Sometimes you see something cute on YouTube and think, "Hey, that kid's got a real chance of making it," and other times you hope someone on the world wide web takes that young whippersnapper to task. One Starbucks barista actually did get taken down a notch after telling most of us who enjoy the chain's fine hot (and cold) beverages exactly what he thought of us -- in song.
Warning: If you enjoy frappuccinos, caramel macchiatos, or skinny vanilla lattes, prepare to be made fun of for your choice in caffeine and/or sugar.
Here's why I'm on the irritated side of this diddy, rather than the "Aww, isn't he cute!" team. He insulted my drink, and me. I love me a skinny vanilla latte, and I am not afraid of order it. I go skinny because I figure I'll eat a cupcake later that day. Sound logic, I know. I couldn't help but feel like maybe I knew this guy, and then even more paranoid -- perhaps he's talking about me.
I'm not rich, although I do often pop into Starbucks located in neighborhoods where that assumption could be made. I am white, and while I don't *think* I'm fat, I could stand to lose a few. And a 20-something with a warped sense of women would probably think I was. Which is why when I watched this, I honestly thought this guy had served me a skinny vanilla latte one day. Turns out he's a little bit farther away from my local coffee hangs, but clearly all of us "rich, white, women" in Southern California like the same thing.

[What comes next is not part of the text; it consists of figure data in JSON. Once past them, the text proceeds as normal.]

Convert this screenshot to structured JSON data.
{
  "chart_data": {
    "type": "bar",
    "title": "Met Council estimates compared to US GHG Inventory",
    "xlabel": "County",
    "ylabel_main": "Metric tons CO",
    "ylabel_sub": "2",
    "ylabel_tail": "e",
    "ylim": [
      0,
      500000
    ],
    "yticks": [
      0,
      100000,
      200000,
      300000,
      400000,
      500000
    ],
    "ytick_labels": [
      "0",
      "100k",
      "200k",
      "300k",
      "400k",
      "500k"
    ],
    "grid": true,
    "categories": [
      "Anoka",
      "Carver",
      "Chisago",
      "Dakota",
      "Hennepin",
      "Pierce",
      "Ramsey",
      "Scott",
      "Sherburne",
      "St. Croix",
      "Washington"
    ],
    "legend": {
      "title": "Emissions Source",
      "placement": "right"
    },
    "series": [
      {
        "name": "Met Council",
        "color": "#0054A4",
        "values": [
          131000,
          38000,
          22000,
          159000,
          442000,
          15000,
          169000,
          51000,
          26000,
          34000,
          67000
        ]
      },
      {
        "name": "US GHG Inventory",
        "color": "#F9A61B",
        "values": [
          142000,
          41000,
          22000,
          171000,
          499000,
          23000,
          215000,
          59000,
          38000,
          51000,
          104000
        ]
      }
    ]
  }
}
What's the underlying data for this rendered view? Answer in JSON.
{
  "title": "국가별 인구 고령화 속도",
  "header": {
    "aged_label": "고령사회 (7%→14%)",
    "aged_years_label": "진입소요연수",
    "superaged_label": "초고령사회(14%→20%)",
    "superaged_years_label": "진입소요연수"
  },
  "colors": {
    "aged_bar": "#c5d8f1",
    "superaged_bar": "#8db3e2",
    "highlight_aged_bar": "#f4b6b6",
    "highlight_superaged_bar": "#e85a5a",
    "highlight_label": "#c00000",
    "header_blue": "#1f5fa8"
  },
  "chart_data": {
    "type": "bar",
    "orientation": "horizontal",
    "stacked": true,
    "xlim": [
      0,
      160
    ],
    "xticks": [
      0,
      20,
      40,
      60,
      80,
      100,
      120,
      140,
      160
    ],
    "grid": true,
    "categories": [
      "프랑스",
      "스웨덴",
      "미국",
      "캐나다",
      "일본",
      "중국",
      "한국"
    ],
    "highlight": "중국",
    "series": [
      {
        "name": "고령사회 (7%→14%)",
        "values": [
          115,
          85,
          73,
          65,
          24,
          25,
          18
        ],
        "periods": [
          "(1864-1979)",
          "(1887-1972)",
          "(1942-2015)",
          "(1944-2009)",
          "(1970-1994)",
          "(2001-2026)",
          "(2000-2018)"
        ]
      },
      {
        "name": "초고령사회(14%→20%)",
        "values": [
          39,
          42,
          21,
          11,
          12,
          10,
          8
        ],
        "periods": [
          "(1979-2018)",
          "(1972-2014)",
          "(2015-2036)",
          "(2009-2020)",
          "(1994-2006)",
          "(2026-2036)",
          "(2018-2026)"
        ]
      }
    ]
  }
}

Also, whining about serving coffee isn't clever, it's just showing your age. Listen kid, we were all 16 to 25 once. Working in the service industry is hard, we get it. But this is what you do until you have enough education and experience to get a job in your chosen field, which very well may be making coffee for rich people. We all did it, and we complained. Ohhh, we complained. But it's a rite of passage, and you shouldn't blame the people who are giving you their money for keeping you in ramen noodles. Check that. You can blame them, but don't do it in public where you can then get fired, which is what happened when you decided that Latinos and caramel macchiatos make great bedfellows.
Take it from me, a 20-year-old know-it-all who made crazy anti-management posters and hung them outside the record store she worked for in the middle of the night. That's right, I complained about working at a record store. You don't want that recorded for posterity, and now it's totally viral and you're the whiny Starbucks employee. Excuse me, former employee.
I have to stop the old rich white lady lecture now because I've got to go pick up my decaf skinny vanilla latte. Grande, of course.
Do you think this song and rant are funny?